Torpedo fired at doomed Portsmouth ship is discovered 77 years after tragedy
A TORPEDO which was fired at a Porthsmouth's doomed HMS Royal Oak by a German submarine at the start of the Second World War has been discovered on the seabed in Scotland.
The seven-metre device was spotted during a routine sonar survey in Scapa Flow, carried out by by Sula Diving on Saturday for Orkney Islands Council.
Royal Navy divers travelled to the area from their Faslane base on the Clyde to examine video footage of the torpedo and inspect it on the seabed.
Ships have been warned not to drop anchor in the area and divers were told to avoid it, but the object is said to be of no threat.
Navy divers marked its location and are to return later to dispose of it.
Scapa Flow, off Orkney, was used as a Royal Navy base in both world wars and is now popular with divers due to the British and German relics lying on the seabed.

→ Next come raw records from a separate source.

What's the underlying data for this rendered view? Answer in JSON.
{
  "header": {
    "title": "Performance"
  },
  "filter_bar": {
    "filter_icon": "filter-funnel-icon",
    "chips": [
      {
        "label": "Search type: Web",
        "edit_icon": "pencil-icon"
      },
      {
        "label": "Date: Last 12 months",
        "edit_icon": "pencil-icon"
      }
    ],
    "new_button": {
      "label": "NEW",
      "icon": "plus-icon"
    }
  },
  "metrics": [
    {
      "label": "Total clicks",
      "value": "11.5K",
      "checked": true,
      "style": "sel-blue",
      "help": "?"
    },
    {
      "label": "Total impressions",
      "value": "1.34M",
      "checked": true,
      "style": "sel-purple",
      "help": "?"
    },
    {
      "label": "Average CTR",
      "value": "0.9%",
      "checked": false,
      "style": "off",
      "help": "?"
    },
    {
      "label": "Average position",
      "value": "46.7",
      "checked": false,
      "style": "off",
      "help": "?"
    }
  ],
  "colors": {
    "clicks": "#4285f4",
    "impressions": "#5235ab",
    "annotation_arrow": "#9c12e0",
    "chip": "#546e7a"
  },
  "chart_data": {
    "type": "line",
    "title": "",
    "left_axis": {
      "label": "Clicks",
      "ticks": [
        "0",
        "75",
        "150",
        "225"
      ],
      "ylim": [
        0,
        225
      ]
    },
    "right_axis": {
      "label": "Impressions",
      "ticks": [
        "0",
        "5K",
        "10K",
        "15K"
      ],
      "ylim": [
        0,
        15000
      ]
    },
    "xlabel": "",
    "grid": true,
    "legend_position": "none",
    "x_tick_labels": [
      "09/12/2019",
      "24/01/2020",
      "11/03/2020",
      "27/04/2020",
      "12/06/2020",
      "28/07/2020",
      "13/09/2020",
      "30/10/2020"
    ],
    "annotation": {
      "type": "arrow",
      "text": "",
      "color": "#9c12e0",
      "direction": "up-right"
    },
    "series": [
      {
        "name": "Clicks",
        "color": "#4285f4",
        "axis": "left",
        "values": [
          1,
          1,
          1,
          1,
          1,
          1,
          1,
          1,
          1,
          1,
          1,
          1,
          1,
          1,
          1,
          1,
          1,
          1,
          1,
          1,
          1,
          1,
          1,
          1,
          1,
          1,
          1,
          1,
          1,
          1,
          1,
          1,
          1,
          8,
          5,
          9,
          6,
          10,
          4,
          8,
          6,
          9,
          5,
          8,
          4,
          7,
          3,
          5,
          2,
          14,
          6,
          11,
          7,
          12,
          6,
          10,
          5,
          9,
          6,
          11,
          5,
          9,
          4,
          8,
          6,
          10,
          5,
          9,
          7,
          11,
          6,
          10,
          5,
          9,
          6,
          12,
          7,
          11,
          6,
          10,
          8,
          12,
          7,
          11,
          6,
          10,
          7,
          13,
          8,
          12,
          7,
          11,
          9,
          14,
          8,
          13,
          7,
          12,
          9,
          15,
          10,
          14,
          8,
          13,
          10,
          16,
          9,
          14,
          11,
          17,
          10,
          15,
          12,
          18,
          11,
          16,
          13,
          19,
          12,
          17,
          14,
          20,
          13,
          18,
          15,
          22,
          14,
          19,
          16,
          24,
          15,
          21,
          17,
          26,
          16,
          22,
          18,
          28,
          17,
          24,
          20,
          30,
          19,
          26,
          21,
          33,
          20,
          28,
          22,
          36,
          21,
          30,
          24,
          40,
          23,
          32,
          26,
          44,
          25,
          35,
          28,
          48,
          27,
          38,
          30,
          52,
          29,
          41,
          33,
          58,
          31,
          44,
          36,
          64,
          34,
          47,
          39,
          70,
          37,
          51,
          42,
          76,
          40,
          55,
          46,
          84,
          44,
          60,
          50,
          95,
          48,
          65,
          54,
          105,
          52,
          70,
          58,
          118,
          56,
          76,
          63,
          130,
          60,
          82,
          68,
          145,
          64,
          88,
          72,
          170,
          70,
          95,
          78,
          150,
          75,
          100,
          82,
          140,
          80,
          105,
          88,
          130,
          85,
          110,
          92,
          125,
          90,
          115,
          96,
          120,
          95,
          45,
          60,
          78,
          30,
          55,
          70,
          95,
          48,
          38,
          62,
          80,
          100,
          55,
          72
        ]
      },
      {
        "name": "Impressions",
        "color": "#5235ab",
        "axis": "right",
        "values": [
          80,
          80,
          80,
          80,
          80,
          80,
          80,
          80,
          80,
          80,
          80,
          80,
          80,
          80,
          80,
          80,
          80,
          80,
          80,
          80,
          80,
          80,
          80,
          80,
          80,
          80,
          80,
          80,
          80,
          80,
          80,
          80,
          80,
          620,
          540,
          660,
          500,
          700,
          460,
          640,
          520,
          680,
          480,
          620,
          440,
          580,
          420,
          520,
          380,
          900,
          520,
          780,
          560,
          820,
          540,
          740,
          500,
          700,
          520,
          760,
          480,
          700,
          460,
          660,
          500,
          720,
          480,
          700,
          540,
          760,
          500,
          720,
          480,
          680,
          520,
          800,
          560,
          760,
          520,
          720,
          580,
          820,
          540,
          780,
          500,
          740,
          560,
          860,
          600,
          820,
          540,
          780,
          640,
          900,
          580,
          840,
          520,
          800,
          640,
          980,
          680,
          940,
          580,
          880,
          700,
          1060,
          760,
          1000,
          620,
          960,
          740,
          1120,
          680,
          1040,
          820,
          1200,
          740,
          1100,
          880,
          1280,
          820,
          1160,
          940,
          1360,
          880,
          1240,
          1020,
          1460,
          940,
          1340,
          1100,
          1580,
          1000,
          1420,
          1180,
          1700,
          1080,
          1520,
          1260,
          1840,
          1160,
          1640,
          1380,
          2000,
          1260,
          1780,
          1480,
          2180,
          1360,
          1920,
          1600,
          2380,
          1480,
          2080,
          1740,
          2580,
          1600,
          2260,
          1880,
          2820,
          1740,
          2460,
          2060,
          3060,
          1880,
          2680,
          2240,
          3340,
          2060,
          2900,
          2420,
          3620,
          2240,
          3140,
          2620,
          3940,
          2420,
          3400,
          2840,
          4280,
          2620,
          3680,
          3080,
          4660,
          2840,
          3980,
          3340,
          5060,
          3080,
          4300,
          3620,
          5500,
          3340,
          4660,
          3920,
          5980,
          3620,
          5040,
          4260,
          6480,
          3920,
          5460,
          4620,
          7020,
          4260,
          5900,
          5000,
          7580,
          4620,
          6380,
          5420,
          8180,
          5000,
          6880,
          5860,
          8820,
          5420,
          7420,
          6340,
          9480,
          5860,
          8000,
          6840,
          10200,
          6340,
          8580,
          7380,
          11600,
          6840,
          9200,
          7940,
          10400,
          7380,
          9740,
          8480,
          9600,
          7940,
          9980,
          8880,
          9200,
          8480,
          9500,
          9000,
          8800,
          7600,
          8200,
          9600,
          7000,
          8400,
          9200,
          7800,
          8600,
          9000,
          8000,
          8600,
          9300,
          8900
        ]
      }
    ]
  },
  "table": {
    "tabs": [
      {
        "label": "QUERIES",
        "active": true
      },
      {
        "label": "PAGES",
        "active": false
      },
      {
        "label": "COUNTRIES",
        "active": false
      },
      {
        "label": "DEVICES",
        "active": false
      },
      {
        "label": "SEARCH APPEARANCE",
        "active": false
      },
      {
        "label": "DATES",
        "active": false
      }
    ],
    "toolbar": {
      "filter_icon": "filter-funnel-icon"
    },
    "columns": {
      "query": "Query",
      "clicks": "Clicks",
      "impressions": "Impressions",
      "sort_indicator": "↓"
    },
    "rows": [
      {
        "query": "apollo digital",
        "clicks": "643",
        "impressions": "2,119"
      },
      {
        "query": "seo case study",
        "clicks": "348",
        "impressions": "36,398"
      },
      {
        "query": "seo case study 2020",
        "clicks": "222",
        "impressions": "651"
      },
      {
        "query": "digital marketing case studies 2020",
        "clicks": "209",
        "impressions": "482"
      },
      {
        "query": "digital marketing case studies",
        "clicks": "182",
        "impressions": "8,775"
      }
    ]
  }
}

More than 50 German ships were deliberately sunk in the area at the end of the First World War by their commanders to stop them being divided among the Allies.
It is also the site of the wreck of HMS Royal Oak, a Revenge class battleship that was torpedoed by a German U-Boat on October 14, 1939, with the loss of 883 lives.
Experts believe the torpedo found in February is linked to that attack.
Brian Archibald, Orkney Island Council’s harbour master, said: ‘Now that we know that the torpedo is German, we believe it is highly likely that it was among those fired at HMS Royal Oak by the U47 in October 1939.
‘It’s location in Scapa Flow is in the vicinity of the area where, from historical accounts, U47 is thought to have carried out the attack.”
Lieutenant Commander Tony Hampshire said the dive to examine the torpedo was an especially poignant one for his Northern Diving Group team as members of the unit travel to Orkney each year to visit the wreck of the Royal Oak in an act of remembrance.
He said: ‘Northern Diving Group has the honour of diving and placing the White Ensign on the wreck of Royal Oak.
‘It is a task which the group has conducted for many years and one which we are proud to participate in.
‘To think that this torpedo could have been one fired at HMS Royal Oak brings the tragedy home. Those who served with the ship were incredibly brave individuals.’
He added: ‘While it wouldn’t be safe to preserve the torpedo whole, once we return to the scene we will explore the possibility of preserving one of the fins or perhaps a propeller blade for historical interest.’
Following discussions with the Royal Navy team, the no-anchorage area already in place around the area where the torpedo was found is to be reduced to a 500-metre radius, with diving also prohibited.